To determine the boiling point of a solution, you can use the equation:
ΔT = Kb × m
Where:
ΔT is the change in boiling point
Kb is the boiling point elevation constant for water
m is the molality of the solution
First, let's calculate the molality (m) of the solution.
Step 1: Convert the mass of glucose from grams to moles.
Given mass of glucose = 11.3 g
Molar mass of glucose = 180 g/mol
moles of glucose = mass / molar mass
moles of glucose = 11.3 g / 180 g/mol
moles of glucose ≈ 0.063 moles
Step 2: Calculate the mass of water using its density.
Given volume of water = 55 mL
Density of water = 1 g/mL
mass of water = volume × density
mass of water = 55 mL × 1 g/mL
mass of water = 55 g
Step 3: Calculate the molality of the solution.
molality (m) = moles of solute / mass of solvent (in kg)
mass of solvent = mass of water / 1000 (to convert from grams to kilograms)

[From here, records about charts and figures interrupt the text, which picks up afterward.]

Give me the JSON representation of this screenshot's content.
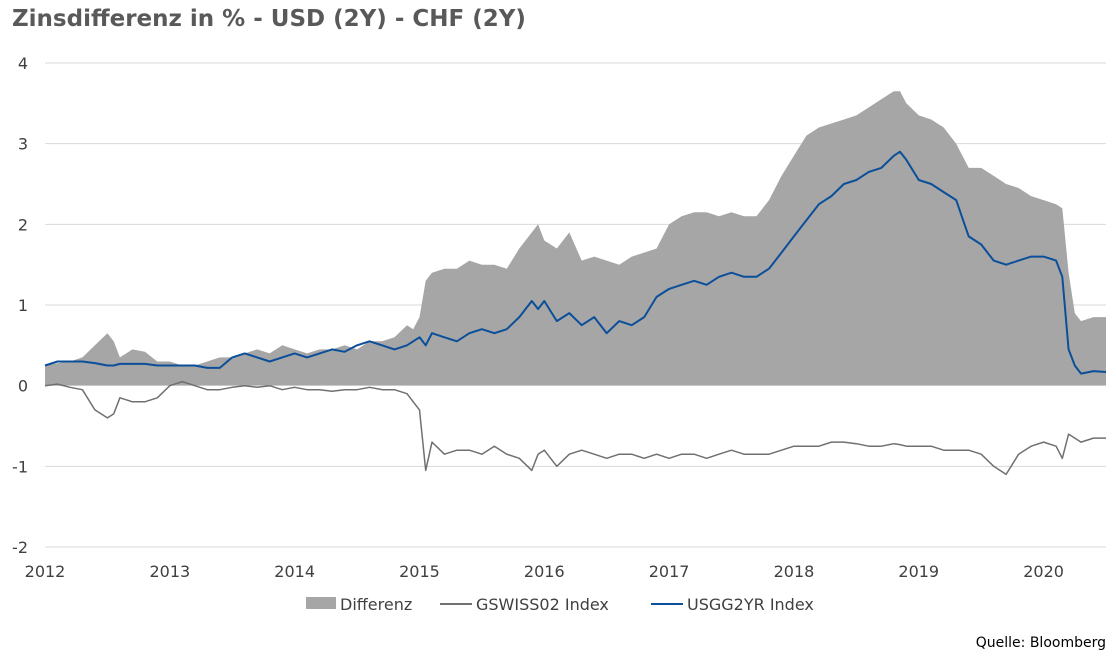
{
  "chart_data": {
    "type": "area",
    "title": "Zinsdifferenz in % - USD (2Y) - CHF (2Y)",
    "source": "Quelle: Bloomberg",
    "xlim": [
      2012.0,
      2020.5
    ],
    "ylim": [
      -2,
      4
    ],
    "y_ticks": [
      "-2",
      "-1",
      "0",
      "1",
      "2",
      "3",
      "4"
    ],
    "x_ticks": [
      "2012",
      "2013",
      "2014",
      "2015",
      "2016",
      "2017",
      "2018",
      "2019",
      "2020"
    ],
    "grid": "horizontal",
    "legend_position": "bottom",
    "x": [
      2012.0,
      2012.1,
      2012.2,
      2012.3,
      2012.4,
      2012.5,
      2012.55,
      2012.6,
      2012.7,
      2012.8,
      2012.9,
      2013.0,
      2013.1,
      2013.2,
      2013.3,
      2013.4,
      2013.5,
      2013.6,
      2013.7,
      2013.8,
      2013.9,
      2014.0,
      2014.1,
      2014.2,
      2014.3,
      2014.4,
      2014.5,
      2014.6,
      2014.7,
      2014.8,
      2014.9,
      2014.95,
      2015.0,
      2015.05,
      2015.1,
      2015.2,
      2015.3,
      2015.4,
      2015.5,
      2015.6,
      2015.7,
      2015.8,
      2015.9,
      2015.95,
      2016.0,
      2016.1,
      2016.2,
      2016.3,
      2016.4,
      2016.5,
      2016.6,
      2016.7,
      2016.8,
      2016.9,
      2017.0,
      2017.1,
      2017.2,
      2017.3,
      2017.4,
      2017.5,
      2017.6,
      2017.7,
      2017.8,
      2017.9,
      2018.0,
      2018.1,
      2018.2,
      2018.3,
      2018.4,
      2018.5,
      2018.6,
      2018.7,
      2018.8,
      2018.85,
      2018.9,
      2019.0,
      2019.1,
      2019.2,
      2019.3,
      2019.4,
      2019.5,
      2019.6,
      2019.7,
      2019.8,
      2019.9,
      2020.0,
      2020.1,
      2020.15,
      2020.2,
      2020.25,
      2020.3,
      2020.4,
      2020.5
    ],
    "series": [
      {
        "name": "Differenz",
        "color": "#a6a6a6",
        "values": [
          0.25,
          0.28,
          0.3,
          0.35,
          0.5,
          0.65,
          0.55,
          0.35,
          0.45,
          0.42,
          0.3,
          0.3,
          0.25,
          0.25,
          0.3,
          0.35,
          0.35,
          0.4,
          0.45,
          0.4,
          0.5,
          0.45,
          0.4,
          0.45,
          0.45,
          0.5,
          0.45,
          0.55,
          0.55,
          0.6,
          0.75,
          0.7,
          0.85,
          1.3,
          1.4,
          1.45,
          1.45,
          1.55,
          1.5,
          1.5,
          1.45,
          1.7,
          1.9,
          2.0,
          1.8,
          1.7,
          1.9,
          1.55,
          1.6,
          1.55,
          1.5,
          1.6,
          1.65,
          1.7,
          2.0,
          2.1,
          2.15,
          2.15,
          2.1,
          2.15,
          2.1,
          2.1,
          2.3,
          2.6,
          2.85,
          3.1,
          3.2,
          3.25,
          3.3,
          3.35,
          3.45,
          3.55,
          3.65,
          3.65,
          3.5,
          3.35,
          3.3,
          3.2,
          3.0,
          2.7,
          2.7,
          2.6,
          2.5,
          2.45,
          2.35,
          2.3,
          2.25,
          2.2,
          1.4,
          0.9,
          0.8,
          0.85,
          0.85
        ]
      },
      {
        "name": "GSWISS02 Index",
        "color": "#707070",
        "values": [
          0.0,
          0.02,
          -0.02,
          -0.05,
          -0.3,
          -0.4,
          -0.35,
          -0.15,
          -0.2,
          -0.2,
          -0.15,
          0.0,
          0.05,
          0.0,
          -0.05,
          -0.05,
          -0.02,
          0.0,
          -0.02,
          0.0,
          -0.05,
          -0.02,
          -0.05,
          -0.05,
          -0.07,
          -0.05,
          -0.05,
          -0.02,
          -0.05,
          -0.05,
          -0.1,
          -0.2,
          -0.3,
          -1.05,
          -0.7,
          -0.85,
          -0.8,
          -0.8,
          -0.85,
          -0.75,
          -0.85,
          -0.9,
          -1.05,
          -0.85,
          -0.8,
          -1.0,
          -0.85,
          -0.8,
          -0.85,
          -0.9,
          -0.85,
          -0.85,
          -0.9,
          -0.85,
          -0.9,
          -0.85,
          -0.85,
          -0.9,
          -0.85,
          -0.8,
          -0.85,
          -0.85,
          -0.85,
          -0.8,
          -0.75,
          -0.75,
          -0.75,
          -0.7,
          -0.7,
          -0.72,
          -0.75,
          -0.75,
          -0.72,
          -0.73,
          -0.75,
          -0.75,
          -0.75,
          -0.8,
          -0.8,
          -0.8,
          -0.85,
          -1.0,
          -1.1,
          -0.85,
          -0.75,
          -0.7,
          -0.75,
          -0.9,
          -0.6,
          -0.65,
          -0.7,
          -0.65,
          -0.65
        ]
      },
      {
        "name": "USGG2YR Index",
        "color": "#0b4f9a",
        "values": [
          0.25,
          0.3,
          0.3,
          0.3,
          0.28,
          0.25,
          0.25,
          0.27,
          0.27,
          0.27,
          0.25,
          0.25,
          0.25,
          0.25,
          0.22,
          0.22,
          0.35,
          0.4,
          0.35,
          0.3,
          0.35,
          0.4,
          0.35,
          0.4,
          0.45,
          0.42,
          0.5,
          0.55,
          0.5,
          0.45,
          0.5,
          0.55,
          0.6,
          0.5,
          0.65,
          0.6,
          0.55,
          0.65,
          0.7,
          0.65,
          0.7,
          0.85,
          1.05,
          0.95,
          1.05,
          0.8,
          0.9,
          0.75,
          0.85,
          0.65,
          0.8,
          0.75,
          0.85,
          1.1,
          1.2,
          1.25,
          1.3,
          1.25,
          1.35,
          1.4,
          1.35,
          1.35,
          1.45,
          1.65,
          1.85,
          2.05,
          2.25,
          2.35,
          2.5,
          2.55,
          2.65,
          2.7,
          2.85,
          2.9,
          2.8,
          2.55,
          2.5,
          2.4,
          2.3,
          1.85,
          1.75,
          1.55,
          1.5,
          1.55,
          1.6,
          1.6,
          1.55,
          1.35,
          0.45,
          0.25,
          0.15,
          0.18,
          0.17
        ]
      }
    ]
  }
}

mass of solvent = 55 g / 1000
mass of solvent = 0.055 kg
molality (m) = 0.063 moles / 0.055 kg
molality (m) ≈ 1.145 mol/kg
Now that we have the molality of the solution, let's calculate the change in boiling point (ΔT).
Given Kb = 0.512 °C/m
ΔT = Kb × m
ΔT = 0.512 °C/m × 1.145 mol/kg
ΔT ≈ 0.586 °C
The change in boiling point (ΔT) is approximately 0.586 °C.

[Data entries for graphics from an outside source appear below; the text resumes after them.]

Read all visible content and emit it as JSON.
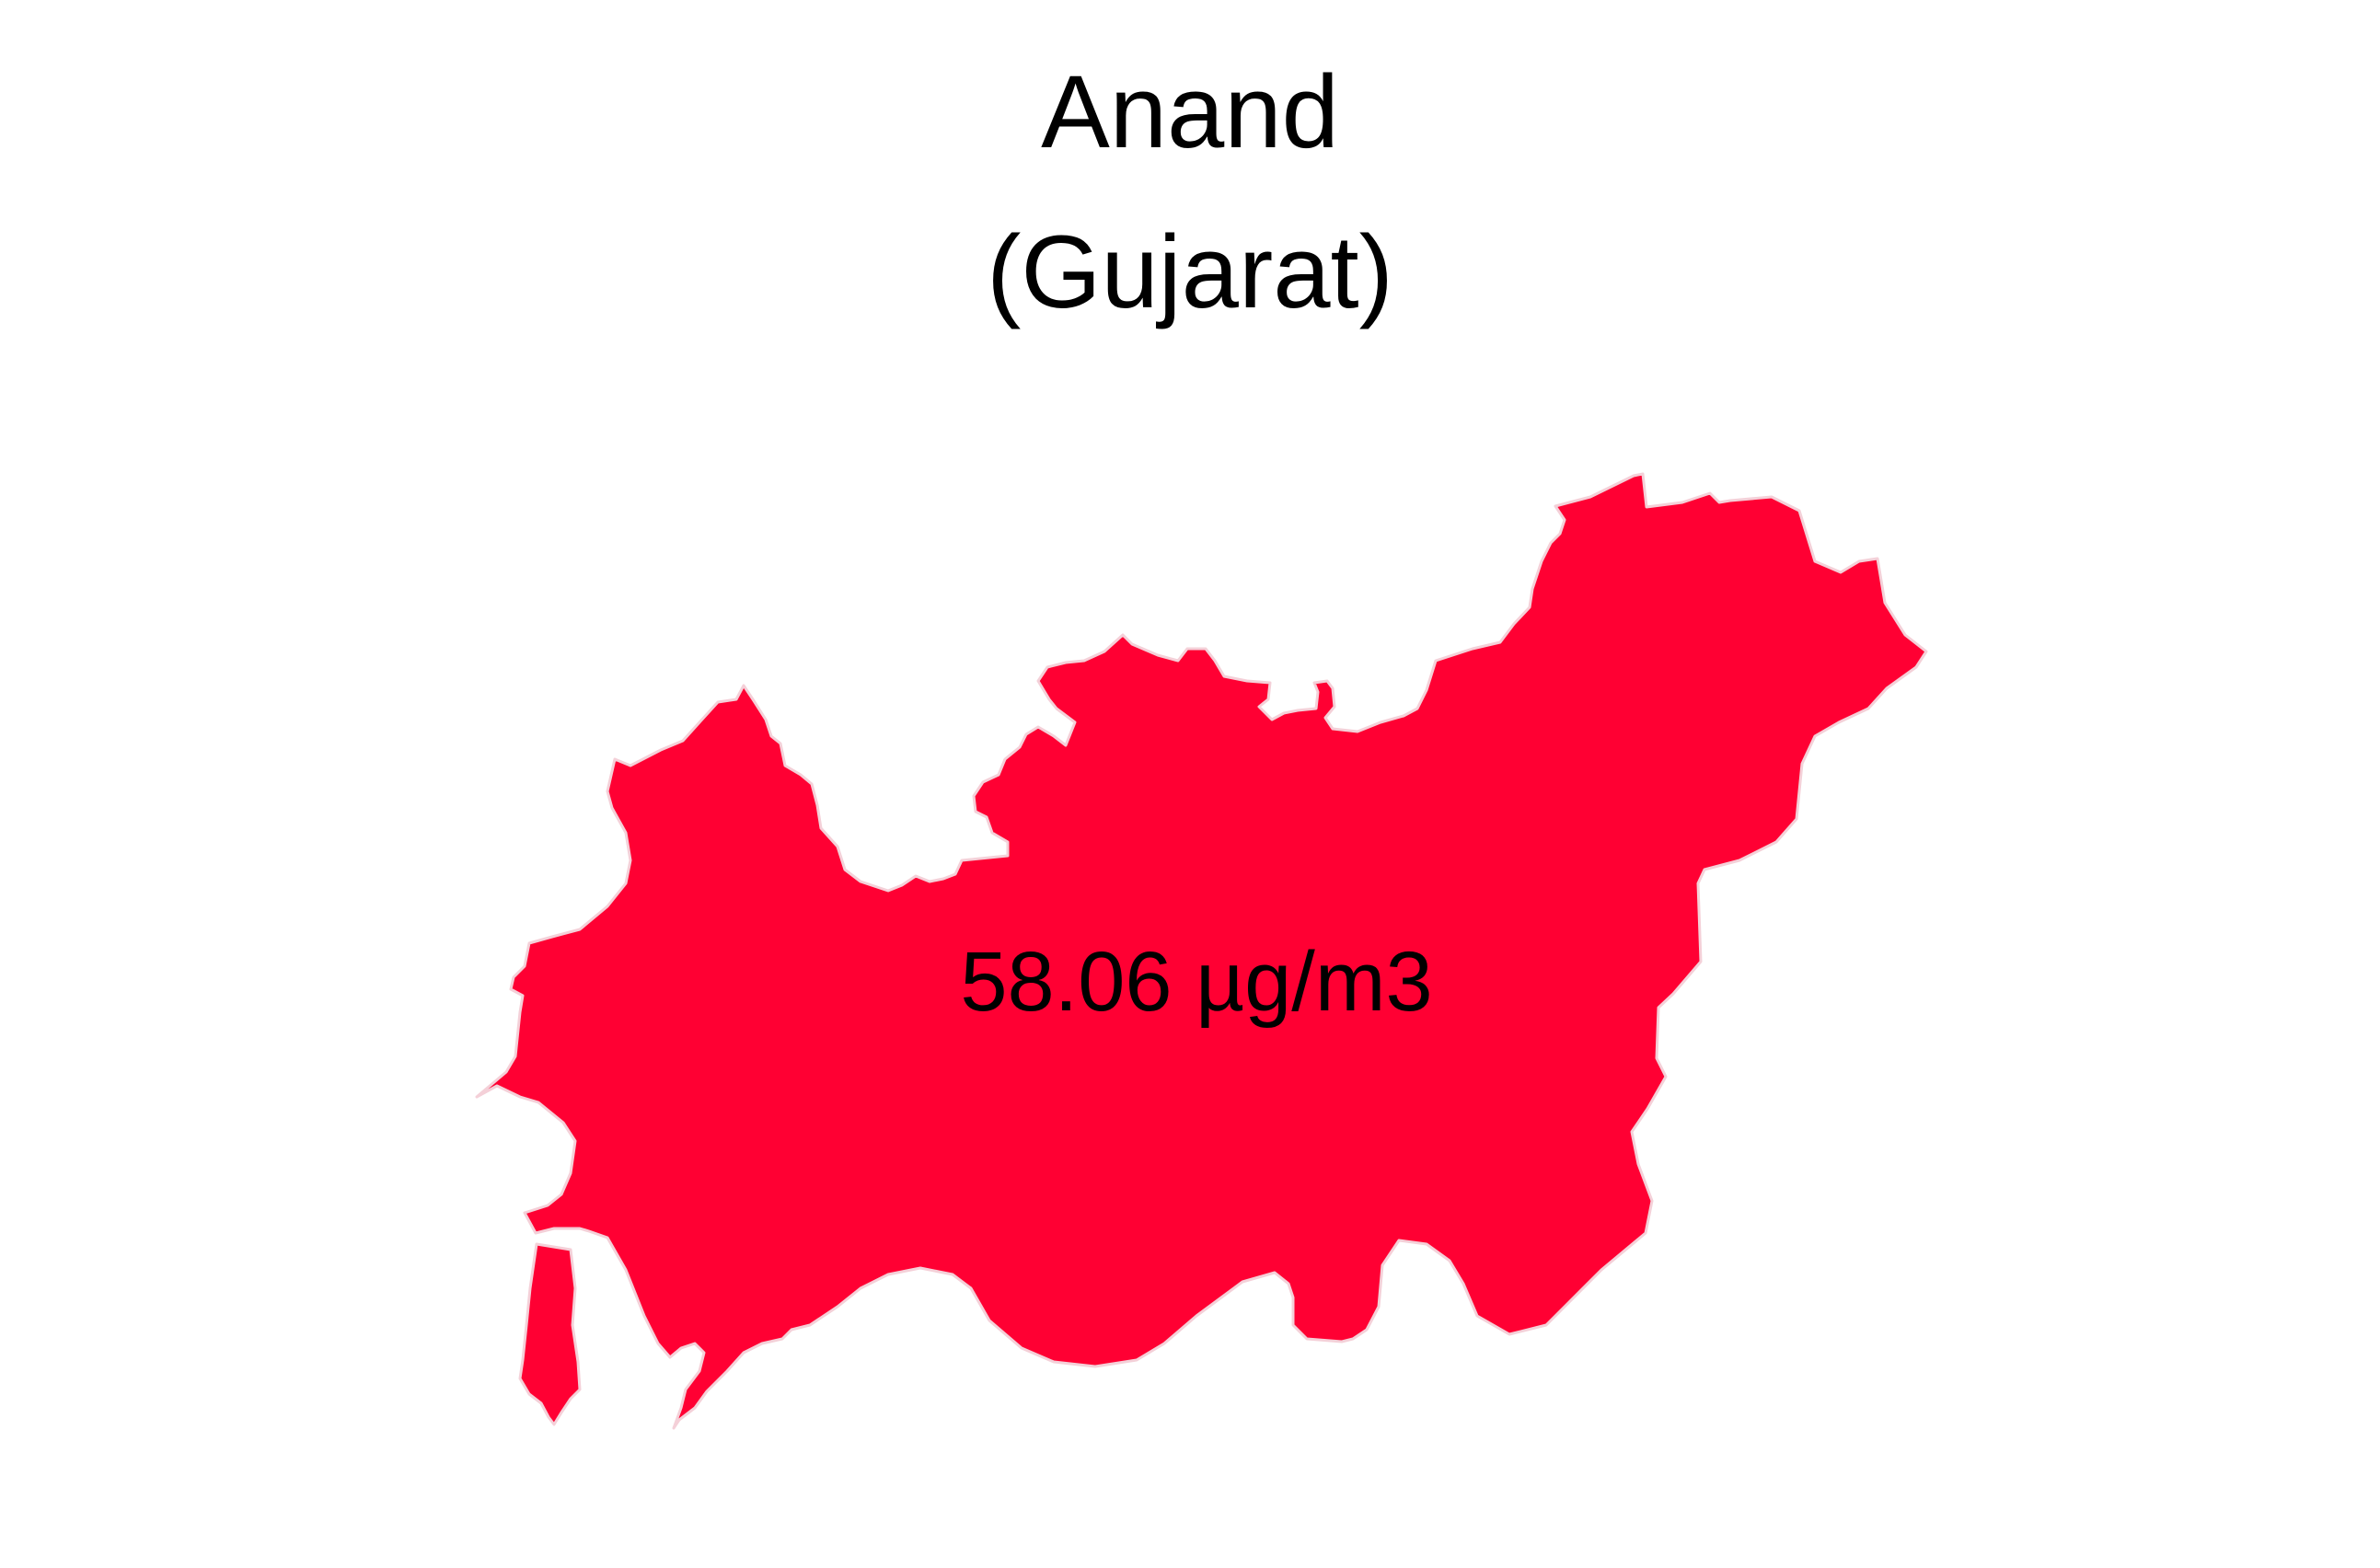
{
  "map": {
    "district": "Anand",
    "state": "(Gujarat)",
    "value_label": "58.06 µg/m3",
    "fill_color": "#FF0033",
    "border_color": "#F4D0D8",
    "background_color": "#FFFFFF"
  }
}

To find the boiling point of the solution, you need to add the change in boiling point to the boiling point of pure water.

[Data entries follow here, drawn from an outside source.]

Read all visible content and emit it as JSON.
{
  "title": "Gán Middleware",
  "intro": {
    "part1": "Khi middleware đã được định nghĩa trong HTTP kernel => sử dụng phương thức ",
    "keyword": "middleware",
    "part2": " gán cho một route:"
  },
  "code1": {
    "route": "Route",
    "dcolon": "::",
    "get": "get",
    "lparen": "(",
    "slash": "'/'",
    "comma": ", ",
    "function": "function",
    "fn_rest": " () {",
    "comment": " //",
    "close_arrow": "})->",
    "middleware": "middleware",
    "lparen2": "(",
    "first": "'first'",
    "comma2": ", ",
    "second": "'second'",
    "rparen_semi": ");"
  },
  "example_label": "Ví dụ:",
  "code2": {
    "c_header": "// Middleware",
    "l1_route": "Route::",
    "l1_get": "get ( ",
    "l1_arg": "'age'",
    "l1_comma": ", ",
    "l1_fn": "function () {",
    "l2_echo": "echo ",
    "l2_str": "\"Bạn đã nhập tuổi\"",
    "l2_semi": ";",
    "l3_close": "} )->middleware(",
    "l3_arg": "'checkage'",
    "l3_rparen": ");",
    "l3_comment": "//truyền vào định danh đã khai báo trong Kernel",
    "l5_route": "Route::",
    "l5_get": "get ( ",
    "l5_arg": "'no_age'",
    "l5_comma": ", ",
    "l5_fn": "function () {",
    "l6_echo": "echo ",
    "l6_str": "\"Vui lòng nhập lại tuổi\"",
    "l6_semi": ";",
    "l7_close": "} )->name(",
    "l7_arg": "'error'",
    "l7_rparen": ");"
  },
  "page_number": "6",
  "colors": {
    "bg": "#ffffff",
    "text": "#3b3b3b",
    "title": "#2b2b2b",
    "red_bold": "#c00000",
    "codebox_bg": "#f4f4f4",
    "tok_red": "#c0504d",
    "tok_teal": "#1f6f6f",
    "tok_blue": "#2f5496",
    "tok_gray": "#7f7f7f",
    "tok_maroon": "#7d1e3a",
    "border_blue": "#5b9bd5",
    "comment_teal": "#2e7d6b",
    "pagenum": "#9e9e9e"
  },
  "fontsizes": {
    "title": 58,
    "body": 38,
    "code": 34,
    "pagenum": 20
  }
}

Boiling point of pure water in Winter Park, CO = 94 °C
Boiling point of the solution = Boiling point of pure water + ΔT
Boiling point of the solution = 94 °C + 0.586 °C
Boiling point of the solution ≈ 94.586 °C
Therefore, the boiling point of the solution containing 11.3 g of glucose in 55 mL of water in Winter Park, CO (elevation 9000 ft) is approximately 94.586 °C.
To find the boiling point of a solution, we can use the formula:
ΔTb = Kb * m
Where ΔTb is the boiling point elevation, Kb is the molal boiling point constant for the solvent, and m is the molality of the solution.
First, let's calculate the molality of the solution:
Moles of glucose (C6H12O6) = mass / molar mass
Moles of glucose = 11.3 g / 180 g/mol
Moles of glucose = 0.0628 mol
Molality (m) = moles of solute / mass of solvent (in kg)
Mass of solvent = volume of solvent (in L) x density of water (1 g/mL)
Volume of solvent = 55 mL = 55/1000 L = 0.055 L
Mass of solvent = 0.055 L x 1 g/mL = 0.055 kg
Molality (m) = 0.0628 mol / 0.055 kg
Molality = 1.142 mol/kg
Now, we can calculate the boiling point elevation:
ΔTb = Kb * m
ΔTb = 0.512 °C/m * 1.142 mol/kg
ΔTb = 0.585 °C
Finally, we can find the boiling point of the solution:
Boiling point = boiling point of pure water + ΔTb
Boiling point = 94 °C + 0.585 °C
Boiling point = 94.585 °C
So, the boiling point of the solution containing 11.3 g of glucose in 55 mL of water in Winter Park, CO is approximately 94.585 °C.
mols glucose = grams/molar mass = ?
m = mols glucose/kg solvent
delta T = Kb*m
Add delta T to 94 to find the new boiling point.